Hastanın durumuna ve kistin yapısına bağlı olarak; bazen sadece kist çıkarılır bazen de kist yumurtalıkla birlikte çıkarılır.

Kistlerin ameliyatı, laparoskopik yöntem (kapalı ameliyat) veya laparatomik yani açık yöntemle yapılabilir.

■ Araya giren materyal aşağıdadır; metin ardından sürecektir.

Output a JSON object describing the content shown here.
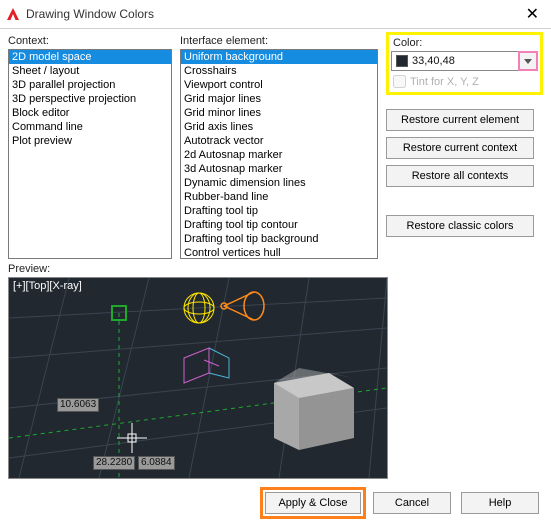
{
  "window": {
    "title": "Drawing Window Colors",
    "close": "✕"
  },
  "context": {
    "label": "Context:",
    "items": [
      "2D model space",
      "Sheet / layout",
      "3D parallel projection",
      "3D perspective projection",
      "Block editor",
      "Command line",
      "Plot preview"
    ],
    "selected": 0
  },
  "interface": {
    "label": "Interface element:",
    "items": [
      "Uniform background",
      "Crosshairs",
      "Viewport control",
      "Grid major lines",
      "Grid minor lines",
      "Grid axis lines",
      "Autotrack vector",
      "2d Autosnap marker",
      "3d Autosnap marker",
      "Dynamic dimension lines",
      "Rubber-band line",
      "Drafting tool tip",
      "Drafting tool tip contour",
      "Drafting tool tip background",
      "Control vertices hull"
    ],
    "selected": 0
  },
  "color": {
    "label": "Color:",
    "value": "33,40,48",
    "swatch": "#212830",
    "tint_label": "Tint for X, Y, Z"
  },
  "buttons": {
    "restore_element": "Restore current element",
    "restore_context": "Restore current context",
    "restore_all": "Restore all contexts",
    "restore_classic": "Restore classic colors",
    "apply_close": "Apply & Close",
    "cancel": "Cancel",
    "help": "Help"
  },
  "preview": {
    "label": "Preview:",
    "top_text": "[+][Top][X-ray]",
    "readout1": "10.6063",
    "readout2a": "28.2280",
    "readout2b": "6.0884"
  }
}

Şüpheli kistlerde, ameliyat sırasında hızlı patoloji (frozen section) ile değerlendirilip ameliyatın seyrine karar verilir.

 

Komplikasyonlar

Torsiyon:

Yumurtalık kisti 4-5 cm’den büyükse kendi etrafında dönüp yumurtalığın kan akımını ve beslenmesini bozabilir. Bu durumda hastada şiddetli ağrı, bulantı ve kusma şikayetleri ortaya çıkar.

Kist rüptürü:

Kisti saran zarın yırtılmasıyla (halk arasında kist patlaması olarak da bilinir), içindeki sıvının karın boşluğuna yayılmasıdır.

Kist ne kadar büyükse rüptür riski de o kadar fazladır.

Cinsel ilişki gibi durumlar bu ihtimali daha da arttırır.

Eğer rüptür sırasında bir kanama meydana gelirse, hastada iç kanama da gerçekleşebilir. Bu durumda acil ameliyat yapılıp kanamanın durdurulması gerekmektedir.

 

Sonuç

Yumurtalık kistleri çoğunlukla zararsızdır ve kendiliğinden kaybolur.

Bununla birlikte; yumurtalık kanseri, kadın genital kanserleri içerisinde kötü seyirli ve ölümcül olanlarından biridir .

Kistlerin tespit edilip takip ve tedavi edilebilmesi için; rutin kadın doğum kontrollerinin aksatılmadan yapılması gerekmektedir.

Ayrıca ağrı, baskı, dolgunluk gibi şikayetlerinizin olması durumunda mutlaka zaman kaybetmeden bir kadın doğum uzmanına başvurmanız gerekmektedir.